Simply staying with the previous government’s further $1 an hour increase in the minimum wage, to $15 an hour by Jan. 1, would yield an additional $1,100 or so a year for a minimum-wage worker, according to the Canadian Centre for Policy Alternatives (CCPA), a progressive think tank. 

CBC News also ran the numbers during the Ontario election campaign. By its calculation, sticking with the $15 minimum – which Alberta will have in place in October – would increase a low-income worker’s after-tax pay by $1,553. The Ford scheme would amount to just $859. 

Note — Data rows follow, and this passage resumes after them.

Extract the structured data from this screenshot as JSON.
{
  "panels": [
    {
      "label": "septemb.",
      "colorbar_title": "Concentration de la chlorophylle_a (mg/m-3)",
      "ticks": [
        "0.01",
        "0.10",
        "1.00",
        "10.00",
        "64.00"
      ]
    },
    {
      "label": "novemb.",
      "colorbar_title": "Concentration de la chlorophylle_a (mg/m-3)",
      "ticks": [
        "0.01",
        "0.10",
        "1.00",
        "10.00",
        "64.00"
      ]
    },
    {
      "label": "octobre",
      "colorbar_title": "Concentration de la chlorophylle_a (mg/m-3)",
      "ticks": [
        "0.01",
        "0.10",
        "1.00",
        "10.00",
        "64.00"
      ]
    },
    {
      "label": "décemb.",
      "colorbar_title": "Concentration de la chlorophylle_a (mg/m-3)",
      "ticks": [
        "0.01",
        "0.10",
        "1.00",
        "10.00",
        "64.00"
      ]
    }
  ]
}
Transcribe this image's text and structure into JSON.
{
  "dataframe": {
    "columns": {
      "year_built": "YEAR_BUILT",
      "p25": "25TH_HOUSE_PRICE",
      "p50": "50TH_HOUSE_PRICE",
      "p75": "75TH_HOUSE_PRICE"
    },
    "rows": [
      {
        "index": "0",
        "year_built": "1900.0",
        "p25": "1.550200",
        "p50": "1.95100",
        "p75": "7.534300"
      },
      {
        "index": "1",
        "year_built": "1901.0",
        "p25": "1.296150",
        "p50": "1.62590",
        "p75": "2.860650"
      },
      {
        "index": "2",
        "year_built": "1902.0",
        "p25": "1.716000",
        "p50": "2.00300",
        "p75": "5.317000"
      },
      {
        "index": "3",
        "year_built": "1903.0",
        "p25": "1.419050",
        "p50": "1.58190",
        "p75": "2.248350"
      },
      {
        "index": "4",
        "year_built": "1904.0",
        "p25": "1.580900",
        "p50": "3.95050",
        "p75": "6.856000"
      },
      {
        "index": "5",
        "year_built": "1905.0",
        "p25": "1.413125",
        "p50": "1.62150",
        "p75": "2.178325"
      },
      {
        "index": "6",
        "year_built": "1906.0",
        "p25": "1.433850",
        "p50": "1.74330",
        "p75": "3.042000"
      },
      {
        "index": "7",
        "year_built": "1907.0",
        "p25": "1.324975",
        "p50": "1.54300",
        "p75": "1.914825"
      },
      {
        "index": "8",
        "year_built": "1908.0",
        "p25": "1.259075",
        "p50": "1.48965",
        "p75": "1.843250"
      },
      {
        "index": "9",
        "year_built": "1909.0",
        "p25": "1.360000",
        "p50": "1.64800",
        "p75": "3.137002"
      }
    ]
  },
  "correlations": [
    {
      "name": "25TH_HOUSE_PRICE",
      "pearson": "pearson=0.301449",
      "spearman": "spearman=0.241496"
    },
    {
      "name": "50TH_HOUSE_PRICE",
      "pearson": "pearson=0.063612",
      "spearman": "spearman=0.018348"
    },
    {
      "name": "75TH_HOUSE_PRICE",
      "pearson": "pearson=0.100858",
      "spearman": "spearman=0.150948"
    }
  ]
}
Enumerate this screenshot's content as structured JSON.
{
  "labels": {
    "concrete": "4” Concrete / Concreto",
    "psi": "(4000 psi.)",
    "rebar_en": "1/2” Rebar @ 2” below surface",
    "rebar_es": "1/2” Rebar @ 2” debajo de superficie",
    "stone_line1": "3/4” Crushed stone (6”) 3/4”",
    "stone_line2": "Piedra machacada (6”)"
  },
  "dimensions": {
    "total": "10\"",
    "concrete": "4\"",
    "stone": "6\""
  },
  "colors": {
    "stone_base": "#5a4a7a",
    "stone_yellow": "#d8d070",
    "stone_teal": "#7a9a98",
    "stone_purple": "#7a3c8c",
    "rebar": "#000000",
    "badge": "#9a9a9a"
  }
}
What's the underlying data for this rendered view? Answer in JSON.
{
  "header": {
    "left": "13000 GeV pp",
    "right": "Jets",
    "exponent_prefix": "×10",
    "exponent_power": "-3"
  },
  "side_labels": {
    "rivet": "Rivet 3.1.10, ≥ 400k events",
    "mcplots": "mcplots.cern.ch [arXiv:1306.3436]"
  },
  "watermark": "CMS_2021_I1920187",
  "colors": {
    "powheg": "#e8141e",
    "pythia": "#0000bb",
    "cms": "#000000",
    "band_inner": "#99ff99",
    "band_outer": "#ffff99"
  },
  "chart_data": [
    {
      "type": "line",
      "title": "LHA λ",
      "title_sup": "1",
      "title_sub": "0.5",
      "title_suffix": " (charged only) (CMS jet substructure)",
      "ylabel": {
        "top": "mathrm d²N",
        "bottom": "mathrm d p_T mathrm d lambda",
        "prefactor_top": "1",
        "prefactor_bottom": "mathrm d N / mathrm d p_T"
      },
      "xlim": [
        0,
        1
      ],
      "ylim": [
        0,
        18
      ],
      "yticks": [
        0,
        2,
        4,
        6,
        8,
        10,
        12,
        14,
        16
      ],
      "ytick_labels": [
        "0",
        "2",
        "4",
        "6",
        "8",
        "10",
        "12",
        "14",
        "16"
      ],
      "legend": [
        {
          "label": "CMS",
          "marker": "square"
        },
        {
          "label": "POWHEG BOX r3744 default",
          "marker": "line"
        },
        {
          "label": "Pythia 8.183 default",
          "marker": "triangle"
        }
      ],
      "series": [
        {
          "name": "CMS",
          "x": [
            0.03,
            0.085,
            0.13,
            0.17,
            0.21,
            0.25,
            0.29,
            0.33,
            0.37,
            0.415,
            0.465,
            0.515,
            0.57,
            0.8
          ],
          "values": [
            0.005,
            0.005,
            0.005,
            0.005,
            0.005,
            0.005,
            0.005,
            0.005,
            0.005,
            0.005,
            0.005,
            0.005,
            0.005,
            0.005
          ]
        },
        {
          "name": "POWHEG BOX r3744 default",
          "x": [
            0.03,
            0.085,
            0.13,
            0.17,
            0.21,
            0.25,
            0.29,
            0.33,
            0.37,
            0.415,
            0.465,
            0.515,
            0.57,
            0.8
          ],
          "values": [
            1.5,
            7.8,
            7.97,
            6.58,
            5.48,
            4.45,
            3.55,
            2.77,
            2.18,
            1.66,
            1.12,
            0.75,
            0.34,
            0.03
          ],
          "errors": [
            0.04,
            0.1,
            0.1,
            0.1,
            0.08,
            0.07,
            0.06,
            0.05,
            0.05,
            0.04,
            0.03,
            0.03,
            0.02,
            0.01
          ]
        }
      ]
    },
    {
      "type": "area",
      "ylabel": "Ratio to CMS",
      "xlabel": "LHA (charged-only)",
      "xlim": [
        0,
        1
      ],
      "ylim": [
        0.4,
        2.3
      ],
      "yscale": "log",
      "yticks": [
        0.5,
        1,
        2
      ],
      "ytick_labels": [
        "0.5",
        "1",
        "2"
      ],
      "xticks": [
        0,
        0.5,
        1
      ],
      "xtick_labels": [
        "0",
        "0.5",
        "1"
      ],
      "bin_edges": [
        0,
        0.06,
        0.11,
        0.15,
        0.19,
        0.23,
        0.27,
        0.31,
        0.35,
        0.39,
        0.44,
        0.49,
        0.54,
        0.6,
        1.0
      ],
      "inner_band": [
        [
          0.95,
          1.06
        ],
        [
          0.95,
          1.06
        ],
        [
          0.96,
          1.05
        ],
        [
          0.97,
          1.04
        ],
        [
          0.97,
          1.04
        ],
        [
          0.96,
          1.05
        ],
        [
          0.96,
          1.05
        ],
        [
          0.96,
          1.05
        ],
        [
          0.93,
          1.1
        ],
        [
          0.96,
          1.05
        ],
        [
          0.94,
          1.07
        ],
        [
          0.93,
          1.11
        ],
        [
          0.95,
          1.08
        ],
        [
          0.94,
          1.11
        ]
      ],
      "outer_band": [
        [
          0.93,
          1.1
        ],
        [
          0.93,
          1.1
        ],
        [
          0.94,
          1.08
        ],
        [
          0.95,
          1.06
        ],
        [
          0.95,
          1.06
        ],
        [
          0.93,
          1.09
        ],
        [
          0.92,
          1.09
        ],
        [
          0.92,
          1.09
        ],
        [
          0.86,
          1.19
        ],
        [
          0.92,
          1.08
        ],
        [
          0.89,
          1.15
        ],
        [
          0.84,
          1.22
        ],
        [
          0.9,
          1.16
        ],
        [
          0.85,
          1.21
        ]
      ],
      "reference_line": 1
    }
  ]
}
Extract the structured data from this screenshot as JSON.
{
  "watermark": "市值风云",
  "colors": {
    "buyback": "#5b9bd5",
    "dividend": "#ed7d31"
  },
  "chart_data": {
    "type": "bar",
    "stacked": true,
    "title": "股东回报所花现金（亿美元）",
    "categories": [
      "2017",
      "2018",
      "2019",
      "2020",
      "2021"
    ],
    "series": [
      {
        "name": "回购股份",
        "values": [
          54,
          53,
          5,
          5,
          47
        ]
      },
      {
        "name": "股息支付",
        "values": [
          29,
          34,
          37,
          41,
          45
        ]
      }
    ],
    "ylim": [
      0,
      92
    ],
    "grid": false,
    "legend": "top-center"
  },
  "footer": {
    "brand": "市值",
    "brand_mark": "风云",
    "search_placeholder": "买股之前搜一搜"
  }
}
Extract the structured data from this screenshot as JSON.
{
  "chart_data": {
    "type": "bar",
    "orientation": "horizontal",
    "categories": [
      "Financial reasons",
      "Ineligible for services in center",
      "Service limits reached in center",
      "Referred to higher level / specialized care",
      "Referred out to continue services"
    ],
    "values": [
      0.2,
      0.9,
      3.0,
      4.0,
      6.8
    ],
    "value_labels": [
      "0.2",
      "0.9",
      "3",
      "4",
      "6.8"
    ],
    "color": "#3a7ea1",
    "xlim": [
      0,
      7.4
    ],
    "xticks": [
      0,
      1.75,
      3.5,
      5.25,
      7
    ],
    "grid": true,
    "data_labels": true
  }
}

A $15 minimum wage does not get Canada to the healthiest workforce possible. The CCPA calculates that the “living wage” in Saint John, N.B is $18.18 and hour and in Greater Vancouver is $20.91 an hour. That’s why Alberta describes its $15 an hour minimum wage effective Oct. 1 as “a move toward a living wage for every Albertan.” 

Doug Ford is, of course, a small-business person. There might be eight small-businesspeople in the country who don’t have a visceral dislike of minimum wages. And so, we have a Ford policy driven by ideology and not empirical facts. 

“Ford Nation” is largely populated by low-income folks. On the minimum wage issue, the premier is set to betray that constituency with the gesture politics he is playing with their lives.